Download or read book Red Danube written by Humberto MOLINA CUESTAS and published by . This book was released on 2019-11-28 with total page 273 pages. Available in PDF, EPUB and Kindle. Book excerpt: In August 1991, a 17-year-old Croatian girl was travelling by bus on the M18 from Konjic to Osijek to join her parents. She got is trapped at kilometre 287, in the city of Vukovar, just as the People's Army of Yugoslavia decides to besiege the city and bomb it in the most cruel battle that can be remembered since the Second World War. Ingenuity and youth will have to become her daily aegis. Only her stubbornness to learn to live among bombs, snipers, bullets and debris of war will feed her idea of crossing the siege of Serbian soldiers and its militia, to advance the last 37 kilometres that separates her from her parents.

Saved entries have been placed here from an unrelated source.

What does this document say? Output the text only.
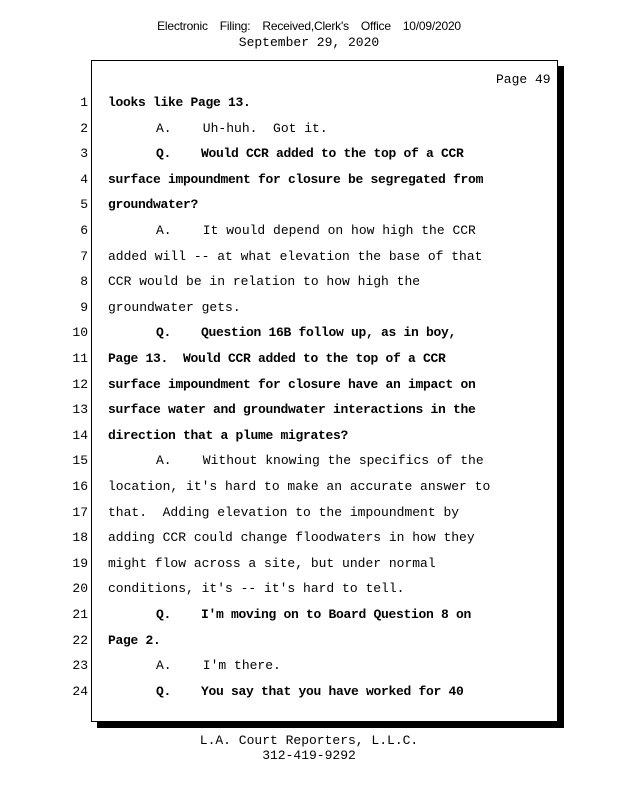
Electronic Filing: Received,Clerk's Office 10/09/2020
September 29, 2020
Page 49
1 looks like Page 13.
2	A.    Uh-huh.  Got it.
3	Q.    Would CCR added to the top of a CCR
4 surface impoundment for closure be segregated from
5 groundwater?
6	A.    It would depend on how high the CCR
7 added will -- at what elevation the base of that
8 CCR would be in relation to how high the
9 groundwater gets.
10	Q.    Question 16B follow up, as in boy,
11 Page 13.  Would CCR added to the top of a CCR
12 surface impoundment for closure have an impact on
13 surface water and groundwater interactions in the
14 direction that a plume migrates?
15	A.    Without knowing the specifics of the
16 location, it's hard to make an accurate answer to
17 that.  Adding elevation to the impoundment by
18 adding CCR could change floodwaters in how they
19 might flow across a site, but under normal
20 conditions, it's -- it's hard to tell.
21	Q.    I'm moving on to Board Question 8 on
22 Page 2.
23	A.    I'm there.
24	Q.    You say that you have worked for 40
L.A. Court Reporters, L.L.C.
312-419-9292
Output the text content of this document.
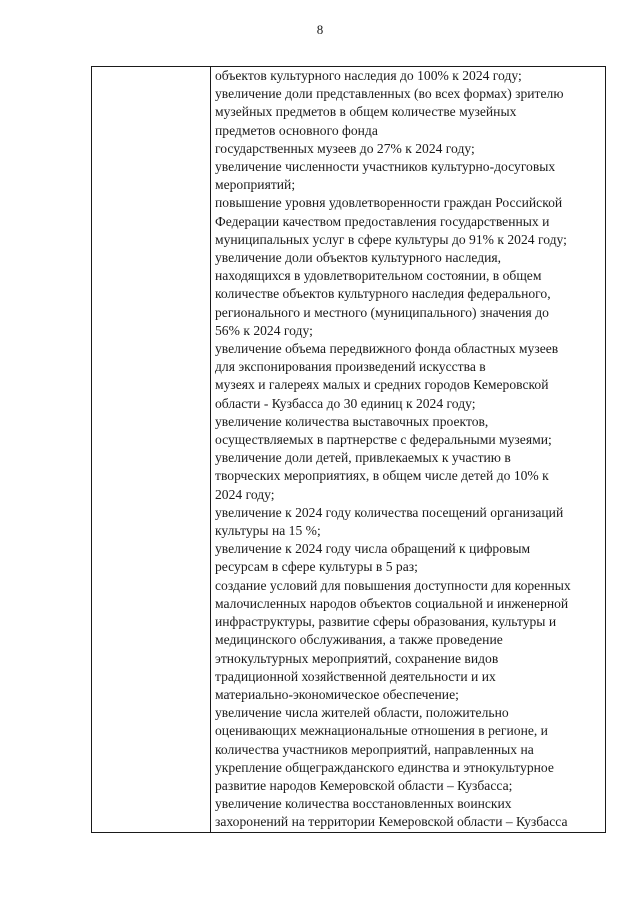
8

объектов культурного наследия до 100% к 2024 году;

увеличение доли представленных (во всех формах) зрителю

музейных предметов в общем количестве музейных

предметов основного фонда

государственных музеев до 27% к 2024 году;

увеличение численности участников культурно-досуговых

мероприятий;

повышение уровня удовлетворенности граждан Российской

Федерации качеством предоставления государственных и

муниципальных услуг в сфере культуры до 91% к 2024 году;

увеличение доли объектов культурного наследия,

находящихся в удовлетворительном состоянии, в общем

количестве объектов культурного наследия федерального,

регионального и местного (муниципального) значения до

56% к 2024 году;

увеличение объема передвижного фонда областных музеев

для экспонирования произведений искусства в

музеях и галереях малых и средних городов Кемеровской

области - Кузбасса до 30 единиц к 2024 году;

увеличение количества выставочных проектов,

осуществляемых в партнерстве с федеральными музеями;

увеличение доли детей, привлекаемых к участию в

творческих мероприятиях, в общем числе детей до 10% к

2024 году;

увеличение к 2024 году количества посещений организаций

культуры на 15 %;

увеличение к 2024 году числа обращений к цифровым

ресурсам в сфере культуры в 5 раз;

создание условий для повышения доступности для коренных

малочисленных народов объектов социальной и инженерной

инфраструктуры, развитие сферы образования, культуры и

медицинского обслуживания, а также проведение

этнокультурных мероприятий, сохранение видов

традиционной хозяйственной деятельности и их

материально-экономическое обеспечение;

увеличение числа жителей области, положительно

оценивающих межнациональные отношения в регионе, и

количества участников мероприятий, направленных на

укрепление общегражданского единства и этнокультурное

развитие народов Кемеровской области – Кузбасса;

увеличение количества восстановленных воинских

захоронений на территории Кемеровской области – Кузбасса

Book Vanished by the Danube

    Book Details:
  • Author : Charles Farkas
  • Publisher : State University of New York Press
  • Release : 2013-06-20
  • ISBN : 1438447590
  • Pages : 496 pages

Download or read book Vanished by the Danube written by Charles Farkas and published by State University of New York Press. This book was released on 2013-06-20 with total page 496 pages. Available in PDF, EPUB and Kindle. Book excerpt: Germany's invasion of Hungary in 1944 marked the end of a culture that had dominated Central Europe from the nineteenth century to the middle of the twentieth. In this poignant memoir, Charles Farkas offers a testament to this vanished way of life—its society, morality, personal integrity, wealth, traditions, and chivalry—as well as an eyewitness account of its destruction, begun at the hands of the Nazis and then completed under the heel of Soviet Communism. Farkas's recollections of growing up in Budapest, a city whose grandeur embraced—indeed spanned—the Danube River; his vivid descriptions of everyday life in Hungary before, during, and after World War II; and his ultimate flight to freedom in the United States remind us that behind the larger historical events of the past century are the stories of the individual men and women who endured and, ultimately, survived them.